Key information I extracted from the 12 documents, using ChatGPT-4-o1 and a few rounds of prompting:

  • LLMs are non-deterministic, so the only way to ensure quality and stability is through evaluation, observability, and tight control over prompt and logic changes.
  • Prompt engineering is not optional or secondary—it’s where much of the actual ‘programming’ happens in LLM-based systems.
  • Human oversight is essential because LLMs are confident but imperfect; graceful failure modes and fallback strategies increase trust.
  • The narrower the scope of an agent, the better it can perform—generality breeds ambiguity, hallucinations, and brittleness.

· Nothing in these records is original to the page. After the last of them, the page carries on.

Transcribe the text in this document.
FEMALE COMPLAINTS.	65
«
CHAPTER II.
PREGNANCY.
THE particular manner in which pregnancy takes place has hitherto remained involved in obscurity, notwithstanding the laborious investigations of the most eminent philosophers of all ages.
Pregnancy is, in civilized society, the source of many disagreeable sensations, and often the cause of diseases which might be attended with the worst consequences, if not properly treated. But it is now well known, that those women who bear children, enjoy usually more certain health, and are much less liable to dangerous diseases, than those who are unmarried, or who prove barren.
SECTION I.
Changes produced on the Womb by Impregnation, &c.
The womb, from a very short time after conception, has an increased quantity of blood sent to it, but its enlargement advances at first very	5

  • Treating agents like standalone products forces you to think about UX, feedback loops, and lifecycle management—essential for real-world use.
  • Agents shouldn’t pretend to be human—they’re most effective when they transparently act as power tools that users can guide and trust.
  • Fast iteration with real users beats speculative perfection; field usage reveals issues you’ll never catch in the lab.
  • Hardcoding model assumptions, prompt strings, or eval criteria kills agility—decoupling these allows you to adapt quickly to better models and shifting requirements.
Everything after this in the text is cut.